When compared to the number of Latinos dating Asian/Asian-Americans, the numbers were a bit vague, but a strong 1.2 percent existed between Latin men and Asian women. The most common Asian-American group to date outside of their race was Filipino while the least likely groups to date outside of their background included Pakistani and Korean-Americans. In a survey carried-out by the Pew Center in 2012, men were 67% likely to not date a black woman compared to women of other races. The most popular women to date, according to the 72,672 male participants, were Latin and white women.

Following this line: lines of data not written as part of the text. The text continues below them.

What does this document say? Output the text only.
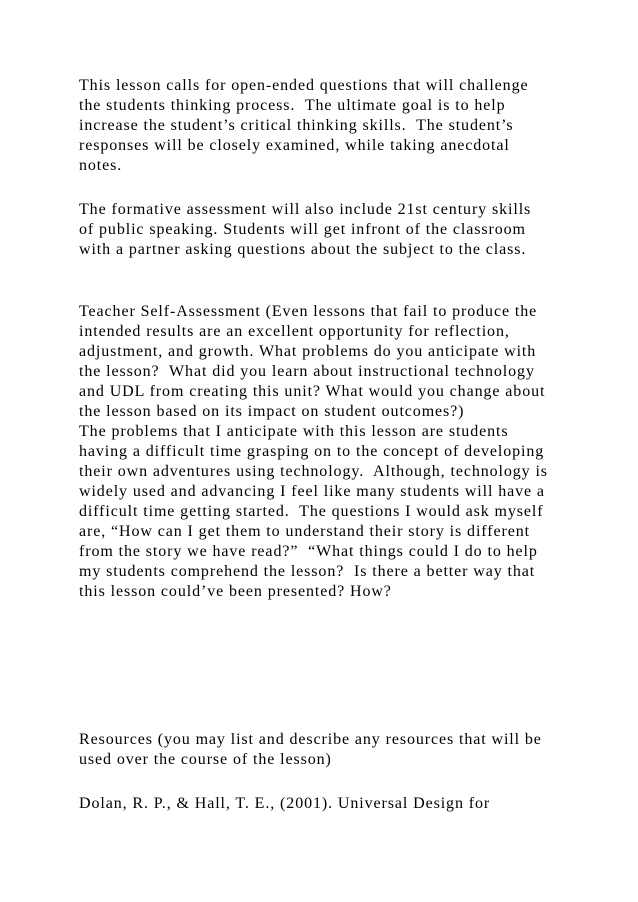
This lesson calls for open-ended questions that will challenge
the students thinking process.  The ultimate goal is to help
increase the student’s critical thinking skills.  The student’s
responses will be closely examined, while taking anecdotal
notes.
The formative assessment will also include 21st century skills
of public speaking. Students will get infront of the classroom
with a partner asking questions about the subject to the class.
Teacher Self-Assessment (Even lessons that fail to produce the
intended results are an excellent opportunity for reflection,
adjustment, and growth. What problems do you anticipate with
the lesson?  What did you learn about instructional technology
and UDL from creating this unit? What would you change about
the lesson based on its impact on student outcomes?)
The problems that I anticipate with this lesson are students
having a difficult time grasping on to the concept of developing
their own adventures using technology.  Although, technology is
widely used and advancing I feel like many students will have a
difficult time getting started.  The questions I would ask myself
are, “How can I get them to understand their story is different
from the story we have read?”  “What things could I do to help
my students comprehend the lesson?  Is there a better way that
this lesson could’ve been presented? How?
Resources (you may list and describe any resources that will be
used over the course of the lesson)
Dolan, R. P., & Hall, T. E., (2001). Universal Design for
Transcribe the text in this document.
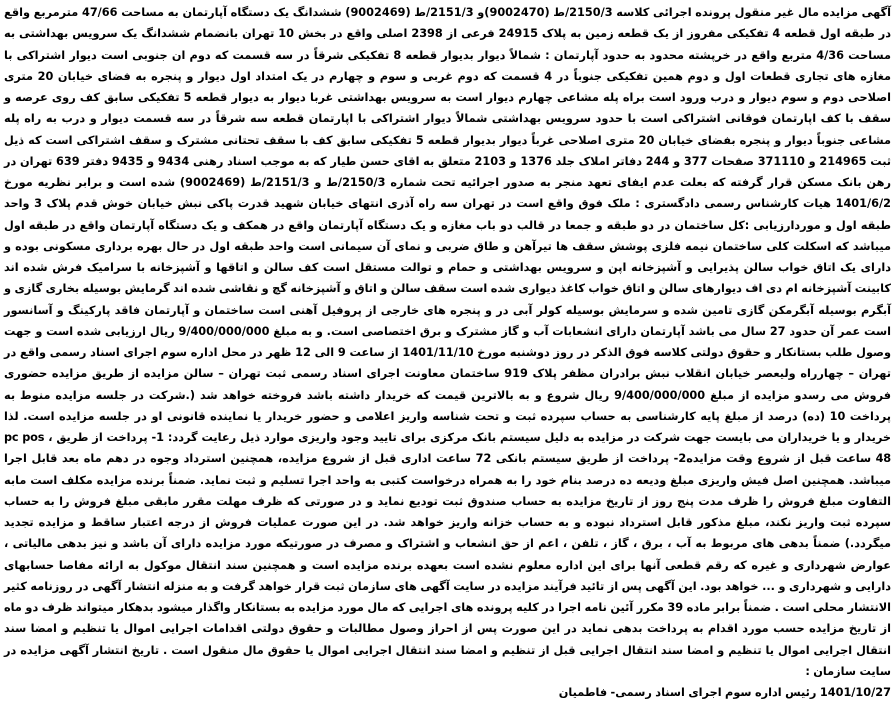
آگهی مزایده مال غیر منقول پرونده اجرائی کلاسه 2150/3/ط (9002470)و 2151/3/ط (9002469) ششدانگ یک دستگاه آپارتمان به مساحت 47/66 مترمربع واقع در طبقه اول قطعه 4 تفکیکی مفروز از یک قطعه زمین به پلاک 24915 فرعی از 2398 اصلی واقع در بخش 10 تهران بانضمام ششدانگ یک سرویس بهداشتی به مساحت 4/36 متربع واقع در خرپشته محدود به حدود آپارتمان : شمالاً دیوار بدیوار قطعه 8 تفکیکی شرقاً در سه قسمت که دوم ان جنوبی است دیوار اشتراکی با مغازه های تجاری قطعات اول و دوم همین تفکیکی جنوباً در 4 قسمت که دوم غربی و سوم و چهارم در یک امتداد اول دیوار و پنجره به فضای خیابان 20 متری اصلاحی دوم و سوم دیوار و درب ورود است براه پله مشاعی چهارم دیوار است به سرویس بهداشتی غربا دیوار به دیوار قطعه 5 تفکیکی سابق کف روی عرصه و سقف با کف اپارتمان فوقانی اشتراکی است با حدود سرویس بهداشتی شمالاً دیوار اشتراکی با اپارتمان قطعه سه شرقاً در سه قسمت دیوار و درب به راه پله مشاعی جنوباً دیوار و پنجره بفضای خیابان 20 متری اصلاحی غرباً دیوار بدیوار قطعه 5 تفکیکی سابق کف با سقف تحتانی مشترک و سقف اشتراکی است که ذیل ثبت 214965 و 371110 صفحات 377 و 244 دفاتر املاک جلد 1376 و 2103 متعلق به اقای حسن طیار که به موجب اسناد رهنی 9434 و 9435 دفتر 639 تهران در رهن بانک مسکن قرار گرفته که بعلت عدم ایفای تعهد منجر به صدور اجرائیه تحت شماره 2150/3/ط و 2151/3/ط (9002469) شده است و برابر نظریه مورخ 1401/6/2 هیات کارشناس رسمی دادگستری : ملک فوق واقع است در تهران سه راه آذری انتهای خیابان شهید قدرت پاکی نبش خیابان خوش قدم پلاک 3 واحد طبقه اول و موردارزیابی :کل ساختمان در دو طبقه و جمعا در قالب دو باب مغازه و یک دستگاه آپارتمان واقع در همکف و یک دستگاه آپارتمان واقع در طبقه اول میباشد که اسکلت کلی ساختمان نیمه فلزی پوشش سقف ها تیرآهن و طاق ضربی و نمای آن سیمانی است واحد طبقه اول در حال بهره برداری مسکونی بوده و دارای یک اتاق خواب سالن پذیرایی و آشپزخانه اپن و سرویس بهداشتی و حمام و توالت مستقل است کف سالن و اتاقها و آشپزخانه با سرامیک فرش شده اند کابینت آشپزخانه ام دی اف دیوارهای سالن و اتاق خواب کاغذ دیواری شده است سقف سالن و اتاق و آشپزخانه گچ و نقاشی شده اند گرمایش بوسیله بخاری گازی و آبگرم بوسیله آبگرمکن گازی تامین شده و سرمایش بوسیله کولر آبی در و پنجره های خارجی از پروفیل آهنی است ساختمان و آپارتمان فاقد پارکینگ و آسانسور است عمر آن حدود 27 سال می باشد آپارتمان دارای انشعابات آب و گاز مشترک و برق اختصاصی است. و به مبلغ 9/400/000/000 ریال ارزیابی شده است و جهت وصول طلب بستانکار و حقوق دولتی کلاسه فوق الذکر در روز دوشنبه مورخ 1401/11/10 از ساعت 9 الی 12 ظهر در محل اداره سوم اجرای اسناد رسمی واقع در تهران – چهارراه ولیعصر خیابان انقلاب نبش برادران مظفر پلاک 919 ساختمان معاونت اجرای اسناد رسمی ثبت تهران – سالن مزایده از طریق مزایده حضوری فروش می رسدو مزایده از مبلغ 9/400/000/000 ریال شروع و به بالاترین قیمت که خریدار داشته باشد فروخته خواهد شد (.شرکت در جلسه مزایده منوط به پرداخت 10 (ده) درصد از مبلغ پایه کارشناسی به حساب سپرده ثبت و تحت شناسه واریز اعلامی و حضور خریدار یا نماینده قانونی او در جلسه مزایده است. لذا خریدار و یا خریداران می بایست جهت شرکت در مزایده به دلیل سیستم بانک مرکزی برای تایید وجود واریزی موارد ذیل رعایت گردد: 1- پرداخت از طریق ، pc pos 48 ساعت قبل از شروع وقت مزایده2- پرداخت از طریق سیستم بانکی 72 ساعت اداری قبل از شروع مزایده، همچنین استرداد وجوه در دهم ماه بعد قابل اجرا میباشد. همچنین اصل فیش واریزی مبلغ ودیعه ده درصد بنام خود را به همراه درخواست کتبی به واحد اجرا تسلیم و ثبت نماید. ضمناً برنده مزایده مکلف است مابه التفاوت مبلغ فروش را ظرف مدت پنج روز از تاریخ مزایده به حساب صندوق ثبت تودیع نماید و در صورتی که ظرف مهلت مقرر مابقی مبلغ فروش را به حساب سپرده ثبت واریز نکند، مبلغ مذکور قابل استرداد نبوده و به حساب خزانه واریز خواهد شد. در این صورت عملیات فروش از درجه اعتبار ساقط و مزایده تجدید میگردد.) ضمناً بدهی های مربوط به آب ، برق ، گاز ، تلفن ، اعم از حق انشعاب و اشتراک و مصرف در صورتیکه مورد مزایده دارای آن باشد و نیز بدهی مالیاتی ، عوارض شهرداری و غیره که رقم قطعی آنها برای این اداره معلوم نشده است بعهده برنده مزایده است و همچنین سند انتقال موکول به ارائه مفاصا حسابهای دارایی و شهرداری و ... خواهد بود. این آگهی پس از تائید فرآیند مزایده در سایت آگهی های سازمان ثبت قرار خواهد گرفت و به منزله انتشار آگهی در روزنامه کثیر الانتشار محلی است . ضمناً برابر ماده 39 مکرر آئین نامه اجرا در کلیه پرونده های اجرایی که مال مورد مزایده به بستانکار واگذار میشود بدهکار میتواند ظرف دو ماه از تاریخ مزایده حسب مورد اقدام به پرداخت بدهی نماید در این صورت پس از احراز وصول مطالبات و حقوق دولتی اقدامات اجرایی اموال یا تنظیم و امضا سند انتقال اجرایی اموال یا تنظیم و امضا سند انتقال اجرایی قبل از تنظیم و امضا سند انتقال اجرایی اموال یا حقوق مال منقول است . تاریخ انتشار آگهی مزایده در سایت سازمان :
1401/10/27 رئیس اداره سوم اجرای اسناد رسمی- فاطمیان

It’s a fact that Americans are still not dating outside of their race, despite the overwhelming 74% of the nation that approves of such. In addition, the NPR survey concluded that immigration and citizenship status also affect a race-based mindset, particularly as it relates to Asian women. That being said, the survey stated that whites are less open to the idea of marrying a black person than vice versa, Latinos are more likely to have an open-mind to date outside their race, and Asians prefer to marry other Asians or marry white-men, particularly as it relates to citizenship and visa status.
"I believe that the reason Asian-American women are not valued in society is due to the misconception that we want a visa in exchange for partnership," Yee stated. "The infamous 'visa for love' is quite common between Asian women and white men the world over, but it's a hurtful stereotype because many of us aren't looking for a visa."
Josh O'Shea, an accountant based in Chicago, mentioned that racism isn't something he's consciously developed in a relationship. "I'm as white-bread as you can get," O'Shea laughed. "But I know that I am open to learning about other people, other cultures, and how life affects the woman I love." Josh, a native of Evergreen Park on Chicago's south-side, knows that racism is a common way of life for many Chicagoans, particularly those hailing from working-class neighborhoods. "I got harassed so much for dating a black girl in college: we used to get called the foulest names," O'Shea stated. "When I dated an Asian girl last year, they asked if I was ready to sponsor her family and get the paper-work rolling: they were dead serious."
Despite the fact that it is 2013, racial barriers are still a major factor in people’s lives. Like Amy and Josh's experiences, the experiences that come with interracial dating reflect more than the moment someone makes a nasty remark.
"It's only the beginning of a long, overdone conversation," Yee commented. "I wish it were as simple as saying that one individual is playing ignorant, but the reality is that society doesn't embrace interracial dating, not just yet. As someone living in San Francisco, interracial dating is a bit more tolerable on this end, but I would never move to Kentucky or consider the Midwest a place to raise bi-racial children."
Old prejudices die hard, even where love is concerned.